Aon Corporation, an insurance and risk management company, estimates that 80 percent of business security breaches result in less than $1 million in damages, 15 percent of breaches cost between $1 million and $20 million, and 5 percent are the mega-breaches, which cost more than $20 million. IBM estimates that the average cost of a data breach is about $3.8 million, but that cost has risen 23 percent since 2013.
Different markets are subject to different types of attacks. A recent study by ID Experts shows that there has been a shift in the cause of data breaches in healthcare from lost or stolen devices and employee negligence to criminal attacks. There has been a 125 percent growth in cyber attacks in healthcare, and the majority of attacks are now due to cyber criminals. The majority of data breaches come through point-of-sale (POS) systems, which account for 28.5 percent of data breaches, followed by malware or “crimeware,” which makes up 25.1 percent of data breaches.
Since much of the data used for analytics comes from healthcare records, POS systems, and related sources, it is no wonder that IT managers are concerned about big data and security.
Big data poses a security risk largely because of the question of big data ownership. Enterprises that maintain their own, proprietary data pools for analytics have the luxury of pulling up the drawbridge to keep out the barbarians at the gates. Security measures can isolate the data and make it easier to defend from hackers and malware. However, most enterprises do not have the data storage capacity to handle big data in-house, so they rely on cloud computing and cloud data storage, which are more difficult to secure. The problem boils down to who owns the data and who has responsibility for security.
For example, more companies are storing petabytes of data from clickstreams, Web logs, social media conversations, and other sources as fodder for big data analysis. This data can be used to provide deeper customer insight, but it also can be used to introduce malware into the system. Information ownership and information classification become more difficult. And just because the data is stored in the cloud does not mean you do not have responsibility for securing that data or meeting regulatory requirements.
Unlike enterprise data, you cannot dig a moat to protect data in the cloud. If you cannot secure the data repository, then you have to secure the data itself. It may be necessary to adopt new security strategies, such as attribute-based encryption to manage access control, where attributes of the data are protected rather than the storage environment; these strategies are still foreign to most data centers.

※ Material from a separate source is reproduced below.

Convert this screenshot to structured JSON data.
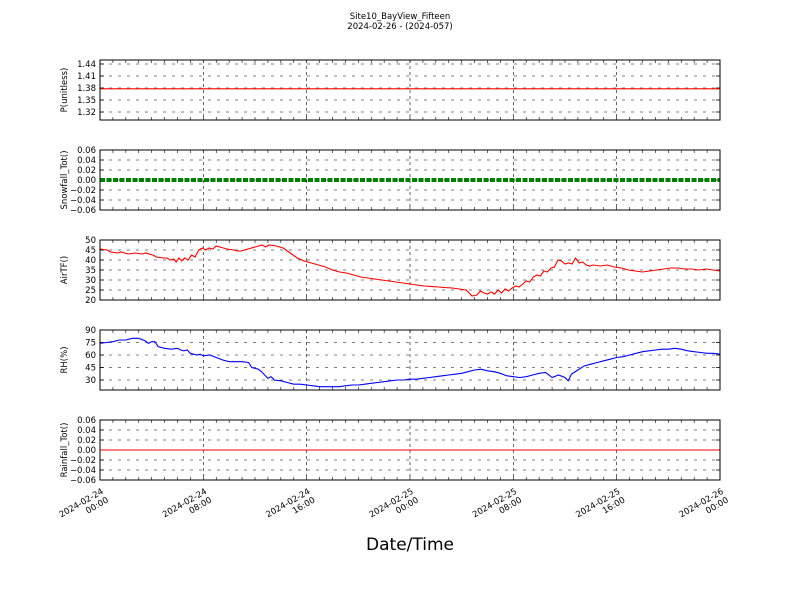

Authentication is another security solution. Hadoop is still one of the most popular development platforms for big data applications. When Hadoop was developed, security was not a priority, since the objective was to share large data sets and data processing. As it became clear that Hadoop needed security controls, developers started using authentication patterned after Kerberos. Today the data used in most big data initiatives are protected by data encryption and token-based authentication.
Big Data Networks Police Themselves
Even with authentication and encryption in place, the sheer volume of data transactions is creating a security challenge for big data users. Conventional security information and event management (SIEM) technologies cannot handle the volume of data, so in many environments, big data is being deployed to protect big data.
Consider the case of Barclays Bank. The bank records 44 billion security events each month and climbing. With such a volume of security events, SIEM systems cannot keep pace. Using big data analytics to monitor network activity, Barclays is able to implement real-time controls and head off cyber threats.
Cyber criminals typically look for weaknesses in siloed data sets and security products. Using big data to monitor changes across the entire infrastructure eliminates the need to deploy point solutions for security, instead using contextual awareness, situational awareness, and analytics to detect a security breach. In other words, big data watches the end-to-end infrastructure, looking for anomalies and using real-time analytics to identify the problem and automatically apply a solution, such as isolating an infected server or rerouting traffic. Using big data analytics makes it possible to provide real-time protection of the entire enterprise, including other big data applications.
So big data does not necessarily mean more security headaches, but it does require adopting a new perspective on data security. Rather than protecting the infrastructure, consider encryption and authentication strategies that protect the data. And if you are looking for new ways to protect the enterprise, big data analytics can be our best real-time defense for identifying potential threats and heading them off before they trigger a security breach.